Please carefully read the amended Privacy Policy. If you do not agree to this Privacy Policy or have any objection to the modified or updated content, you may choose to stop using the Services by contacting the administrator who registered your account. Please be aware that any actions and activities before the termination of using the Services are still subject to this Privacy Policy. We strongly recommend that you read our Privacy Policy and stay informed of our practices.
Starting from the effective date that this Privacy Policy is amended, your purchase and use of the Services provided by us, as well as your access to, browsing and use of our official website, Apps, and other online services shall be deemed as your full understanding and full consent to the revised Privacy Policy.

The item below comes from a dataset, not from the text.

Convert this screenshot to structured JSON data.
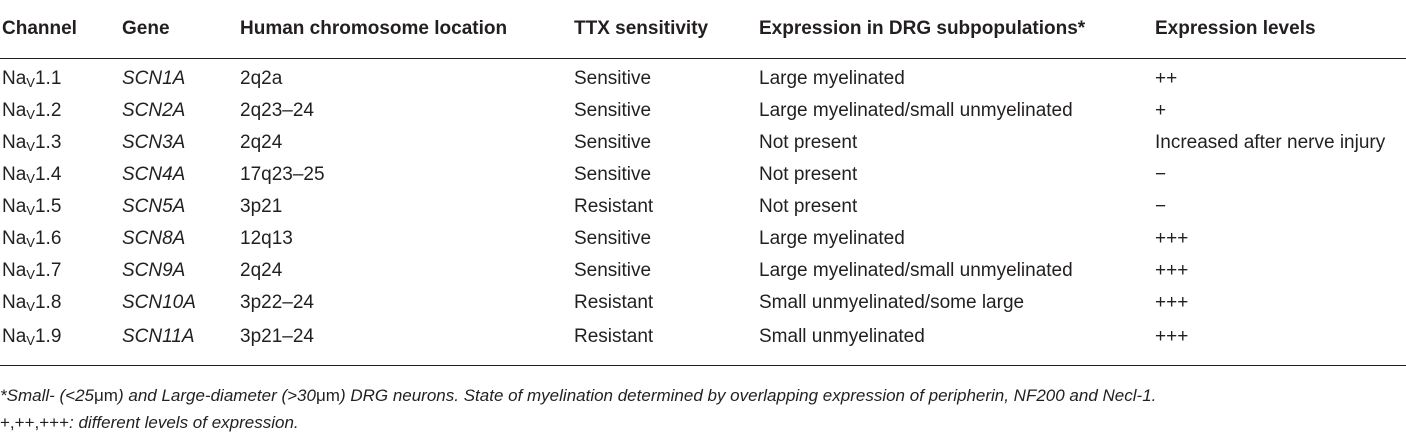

If major and substantial changes are involved, we will notify you in a noticeable manner based on the specific circumstances. The circumstances of major and substantial changes include but are not limited to:
(1) There are major changes to our service model. For example, the purpose of processing personal data, the type of personal data processed, the method of use of personal data, etc.;
(2) We have undergone major changes in the ownership structure, organizational structure, and other aspects. For example, changes in owners due to business adjustments, bankruptcy and mergers and acquisitions;
(3) Changes in the main objects of personal data sharing, transfer, or public disclosure;
(4) Significant changes in your rights and the manner in which you exercise your participation in personal data processing;
(5) When the department responsible for handling personal data security, contact information and complaint channels is changed;
(6) When the DPIA report indicates a high risk.
XI. Contact Us
We welcome questions, opinions and concerns about our Privacy Policy and privacy practices. If you wish to provide feedback, have questions or concerns, or wish to exercise your rights with respect to your personal data, please contact us by the following method: (i) “Contact Us” section of our website or App; (ii) send an email to support.privacy@dmall.com , and we will complete the review and processing within one month after receiving your comments and suggestions. If we are unable to respond to your request, we will send you a notice and explain the reason.
If you contact us regarding privacy complaints, we will assess them in order to promptly and effectively resolve the issues. If you are not satisfied with the response you receive, you may file a complaint with the relevant regulatory authority.